School holidays are here, and Parliament is also in recess for a couple of weeks. Like many of you, I, too, look forward to spending some valuable time with family before hitting the ground running again later in July.
I enjoyed my visit to Tahakopa School in the Catlins recently. While the school currently only has three pupils, size is no impediment to their success! The students won a national writing prize, and the school is well resourced. They certainly put their 3D printer to good use using designs from the internet.
It was great to take some time to catch up with Owaka Police Officer and Search and Rescue member Senior Constable Murray Hewitson. Murray’s 18 years of service to the community is commendable, and his hard work and dedication certainly appreciated.

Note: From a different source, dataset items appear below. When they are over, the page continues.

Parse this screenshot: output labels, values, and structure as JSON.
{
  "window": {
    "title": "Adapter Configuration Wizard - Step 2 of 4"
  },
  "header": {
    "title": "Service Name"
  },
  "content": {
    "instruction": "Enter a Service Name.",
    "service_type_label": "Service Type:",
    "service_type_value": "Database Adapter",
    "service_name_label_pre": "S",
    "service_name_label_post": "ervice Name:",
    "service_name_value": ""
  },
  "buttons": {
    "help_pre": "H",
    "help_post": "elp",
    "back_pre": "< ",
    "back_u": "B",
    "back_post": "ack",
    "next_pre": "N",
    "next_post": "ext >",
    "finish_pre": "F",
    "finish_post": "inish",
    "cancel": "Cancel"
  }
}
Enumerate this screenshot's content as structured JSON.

Poaching remains an issue, and Murray and his team are committed to tracking down and prosecuting offenders.
Carbon farming and forestry are issues front of mind for many in the region and the potential impacts on local communities such as school rolls.

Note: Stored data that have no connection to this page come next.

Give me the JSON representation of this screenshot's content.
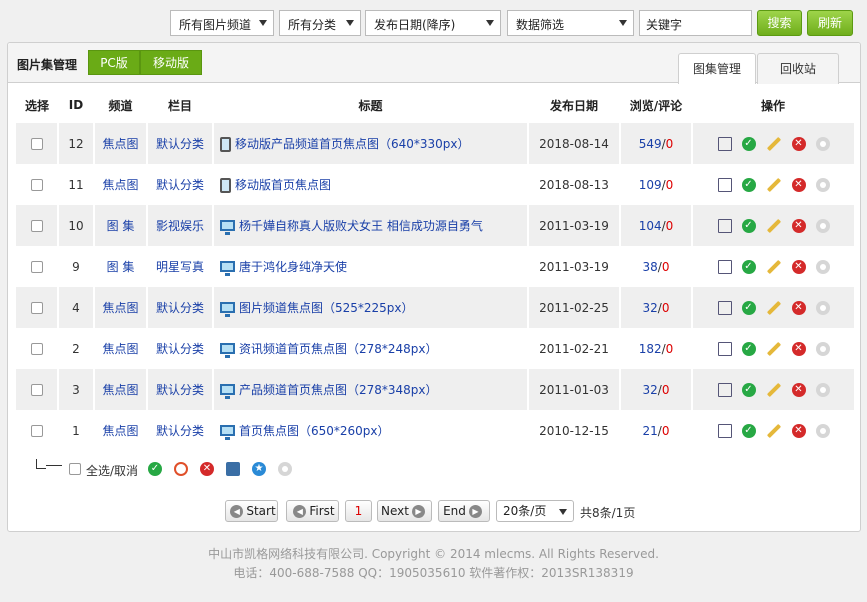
{
  "toolbar": {
    "channel": "所有图片频道",
    "category": "所有分类",
    "sort": "发布日期(降序)",
    "filter": "数据筛选",
    "keyword_placeholder": "关键字",
    "search": "搜索",
    "refresh": "刷新"
  },
  "panel": {
    "title": "图片集管理",
    "view_tabs": [
      "PC版",
      "移动版"
    ],
    "tabs": [
      "图集管理",
      "回收站"
    ]
  },
  "table": {
    "headers": [
      "选择",
      "ID",
      "频道",
      "栏目",
      "标题",
      "发布日期",
      "浏览/评论",
      "操作"
    ],
    "rows": [
      {
        "id": "12",
        "channel": "焦点图",
        "column": "默认分类",
        "device": "phone",
        "title": "移动版产品频道首页焦点图（640*330px）",
        "date": "2018-08-14",
        "views": "549",
        "comments": "0"
      },
      {
        "id": "11",
        "channel": "焦点图",
        "column": "默认分类",
        "device": "phone",
        "title": "移动版首页焦点图",
        "date": "2018-08-13",
        "views": "109",
        "comments": "0"
      },
      {
        "id": "10",
        "channel": "图 集",
        "column": "影视娱乐",
        "device": "pc",
        "title": "杨千嬅自称真人版败犬女王 相信成功源自勇气",
        "date": "2011-03-19",
        "views": "104",
        "comments": "0"
      },
      {
        "id": "9",
        "channel": "图 集",
        "column": "明星写真",
        "device": "pc",
        "title": "唐于鸿化身纯净天使",
        "date": "2011-03-19",
        "views": "38",
        "comments": "0"
      },
      {
        "id": "4",
        "channel": "焦点图",
        "column": "默认分类",
        "device": "pc",
        "title": "图片频道焦点图（525*225px）",
        "date": "2011-02-25",
        "views": "32",
        "comments": "0"
      },
      {
        "id": "2",
        "channel": "焦点图",
        "column": "默认分类",
        "device": "pc",
        "title": "资讯频道首页焦点图（278*248px）",
        "date": "2011-02-21",
        "views": "182",
        "comments": "0"
      },
      {
        "id": "3",
        "channel": "焦点图",
        "column": "默认分类",
        "device": "pc",
        "title": "产品频道首页焦点图（278*348px）",
        "date": "2011-01-03",
        "views": "32",
        "comments": "0"
      },
      {
        "id": "1",
        "channel": "焦点图",
        "column": "默认分类",
        "device": "pc",
        "title": "首页焦点图（650*260px）",
        "date": "2010-12-15",
        "views": "21",
        "comments": "0"
      }
    ]
  },
  "bulk": {
    "select_all": "全选/取消"
  },
  "pager": {
    "start": "Start",
    "first": "First",
    "current": "1",
    "next": "Next",
    "end": "End",
    "per_page": "20条/页",
    "summary": "共8条/1页"
  },
  "footer": {
    "copyright": "中山市凯格网络科技有限公司. Copyright © 2014 mlecms. All Rights Reserved.",
    "contact": "电话：400-688-7588  QQ：1905035610  软件著作权：2013SR138319"
  }
}
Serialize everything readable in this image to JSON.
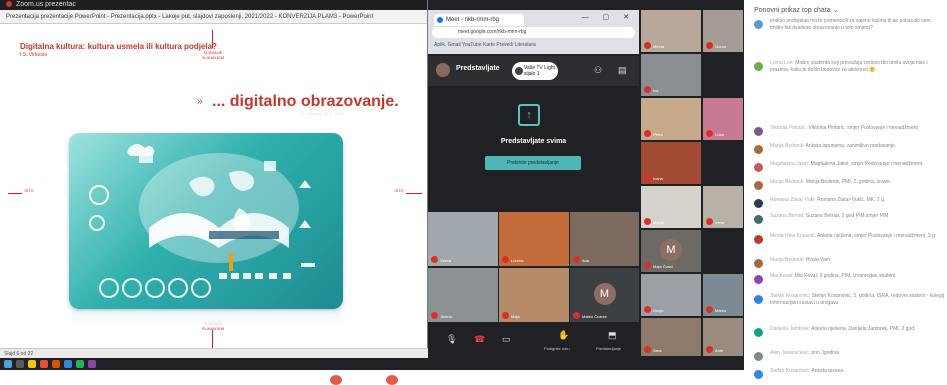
{
  "ppt": {
    "top_title": "Zoom.us prezentac",
    "title_bar": "Prezentacija prezentacije PowerPoint - Prezentacija.pptx - Lakoje put, slajdovi zaposlenji, 2021/2022 - KONVERZIJA PLAM3 - PowerPoint",
    "slide_title": "Digitalna kultura: kultura usmela ili kultura podjela?",
    "slide_sub": "I.S. Virtuoso",
    "heading_arrow": "»",
    "heading": "... digitalno obrazovanje.",
    "caption": "I.S. Virtuoso, 2021, 2022",
    "top_mark_label": "SLIKANJE SLIKANJEM",
    "bottom_mark_label": "SLIKANJE SLIKANJEM",
    "left_mark_label": "ISTO",
    "right_mark_label": "ISTO",
    "status": "Slajd 6 od 22"
  },
  "chrome": {
    "tab_title": "Meet - nkb-rmm-rbg",
    "address": "meet.google.com/nkb-rmm-rbg",
    "bookmarks": "Aplik.   Gmail   YouTube   Karte   Prevedi   Literatura",
    "window_buttons": "— ▢ ✕"
  },
  "meet": {
    "presenter_label": "Predstavljate",
    "user_chip": "Vaše TV\nLight sijalo 1",
    "panel_text": "Predstavljate svima",
    "stop_button": "Prekinite predstavljanje",
    "tiles": [
      {
        "name": "Vesna"
      },
      {
        "name": "Lorena"
      },
      {
        "name": "Ana"
      },
      {
        "name": "Jelena"
      },
      {
        "name": "Maja"
      },
      {
        "name": "Mirela"
      },
      {
        "name": "Iva"
      },
      {
        "name": "Petra"
      },
      {
        "name": "Ivana"
      },
      {
        "name": "Mateo Čvarče",
        "initial": "M"
      },
      {
        "name": "Marija"
      },
      {
        "name": "Dunja"
      },
      {
        "name": "Sara"
      },
      {
        "name": "Goran"
      },
      {
        "name": "Maja Čvarč",
        "initial": "M"
      },
      {
        "name": "Luka"
      },
      {
        "name": "Irena"
      },
      {
        "name": "Marko"
      },
      {
        "name": "Ante"
      }
    ],
    "ctrl_raise": "Podignite ruku",
    "ctrl_present": "Predstavljanje"
  },
  "chat": {
    "header": "Ponovni prikaz top chata ⌄",
    "messages": [
      {
        "name": "",
        "text": "prakso podsijelaa može pomenocili za sajene kojima ili ae pobacalo sam tmliko fali dvadese obrazovanje u tom smjeru?",
        "color": "#5b9bd5"
      },
      {
        "name": "Lorna Lori:",
        "text": "Mislim studenta koji provađuju cedovo dio umila ovoja nise i prazima, kako bi došlo bodovse za aktivnost 🙂",
        "color": "#70ad47"
      },
      {
        "name": "Viktorija Pintaric:",
        "text": "Viktorija Pintaric, smjer Poslovanje i menadžment",
        "color": "#7a5c8a"
      },
      {
        "name": "Marija Bedenik:",
        "text": "Anketa ispunjena, zanimljivo predavanje.",
        "color": "#a66b3b"
      },
      {
        "name": "Magdalena Jakin:",
        "text": "Magdalena Jakin, smjer Poslovanje i menadžment",
        "color": "#c55a5a"
      },
      {
        "name": "Marija Bedenik:",
        "text": "Marija Bedenik, PMI, 2. godina, izvanr.",
        "color": "#a66b3b"
      },
      {
        "name": "Romana Zlatar-Vuki:",
        "text": "Romana Zlatar-Vukić, MK, 2 g.",
        "color": "#2f3c4c"
      },
      {
        "name": "Suzana Bernat:",
        "text": "Suzana Bernat, 2 god PIM smjer PIM",
        "color": "#3c6e71"
      },
      {
        "name": "Mirela Hina Krizanić:",
        "text": "Anketa riješena, smjer Poslovanje i menadžment, 2.g",
        "color": "#c0392b"
      },
      {
        "name": "Marija Bedenik:",
        "text": "Hvala Vam",
        "color": "#a66b3b"
      },
      {
        "name": "Mia Koval:",
        "text": "Mia Koval, 3 godina, PIM, izvanredan student",
        "color": "#8e44ad"
      },
      {
        "name": "Stefan Kosanović:",
        "text": "Stefan Kosanović, 3. godina, ISRA, redovni student - kolegij Informacijski sustavi u drugavu",
        "color": "#2e86de"
      },
      {
        "name": "Danijela Jambrek:",
        "text": "Anketa riješena, Danijela Jambrek, PMI, 2 god.",
        "color": "#16a085"
      },
      {
        "name": "Alen Jankovčević:",
        "text": "prin 3godina",
        "color": "#7f8c8d"
      },
      {
        "name": "Stefan Kosanović:",
        "text": "Anketa ipsana",
        "color": "#2e86de"
      }
    ]
  }
}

Water is also front of mind, and local farmers I met say regular testing of water at the source of catchments will provide helpful, robust data on nitrogen levels in rivers versus what farms are contributing.
At the same time, the Government is ramming through its Three Waters agenda with the Water Services Entities Bill before a Select Committee of Parliament. The bill lays out the final plans for establishing a complex and unaccountable bureaucracy. If passed, the bill would see their Three Waters plans bundle water assets into regional mega-entities out of local community control.

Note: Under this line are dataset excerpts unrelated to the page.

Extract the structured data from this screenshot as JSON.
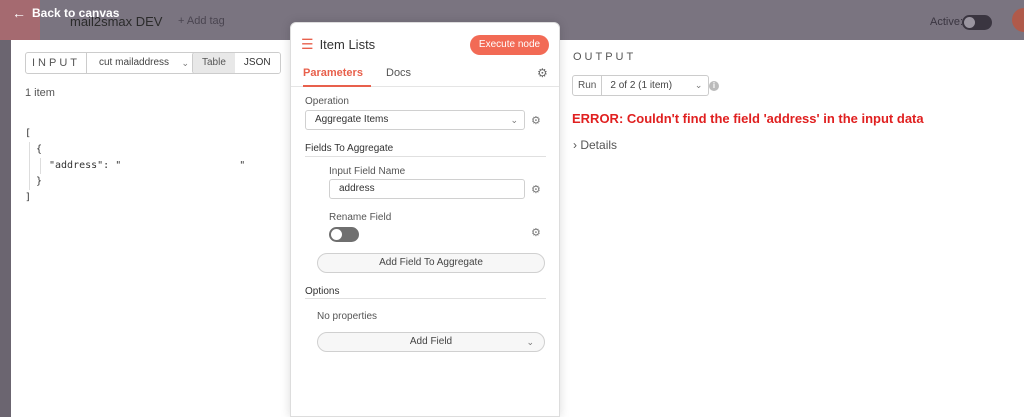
{
  "topbar": {
    "back_label": "Back to canvas",
    "workflow_name": "mail2smax DEV",
    "add_tag_label": "+ Add tag",
    "active_label": "Active:"
  },
  "input": {
    "label": "INPUT",
    "source_node": "cut mailaddress",
    "view_table": "Table",
    "view_json": "JSON",
    "active_view": "JSON",
    "item_count": "1 item",
    "json_key": "\"address\": \"",
    "json_value_end": "\""
  },
  "node": {
    "title": "Item Lists",
    "execute_label": "Execute node",
    "tabs": [
      "Parameters",
      "Docs"
    ],
    "active_tab": "Parameters",
    "operation_label": "Operation",
    "operation_value": "Aggregate Items",
    "fields_section": "Fields To Aggregate",
    "input_field_label": "Input Field Name",
    "input_field_value": "address",
    "rename_label": "Rename Field",
    "rename_enabled": false,
    "add_field_aggregate": "Add Field To Aggregate",
    "options_section": "Options",
    "no_properties": "No properties",
    "add_field": "Add Field"
  },
  "output": {
    "label": "OUTPUT",
    "run_label": "Run",
    "run_value": "2 of 2 (1 item)",
    "error": "ERROR: Couldn't find the field 'address' in the input data",
    "details_label": "Details"
  },
  "colors": {
    "accent": "#e8604c",
    "error": "#e02020"
  }
}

The four entities will be controlled by a complex and unaccountable bureaucracy comprising representative groups co-governed 50% by local council representatives and 50% by mana whenua. There is still some time to submit on this bill by 22 July at https://www.national.org.nz/three-waters.
I am planning a public meeting in August on the water issue and will be communicating more details in my August update and through social media.
The shortage of midwives across our region remains high on my agenda. Recent media coverage of the issue suggests a 45 per cent vacancy rate for midwives across the Southern region. Mothers and their babies deserve world-class care to give children the best start in life.
We have called on the Government to fast-track nurses and midwives through the immigration system and not wait until September for the system to come into force.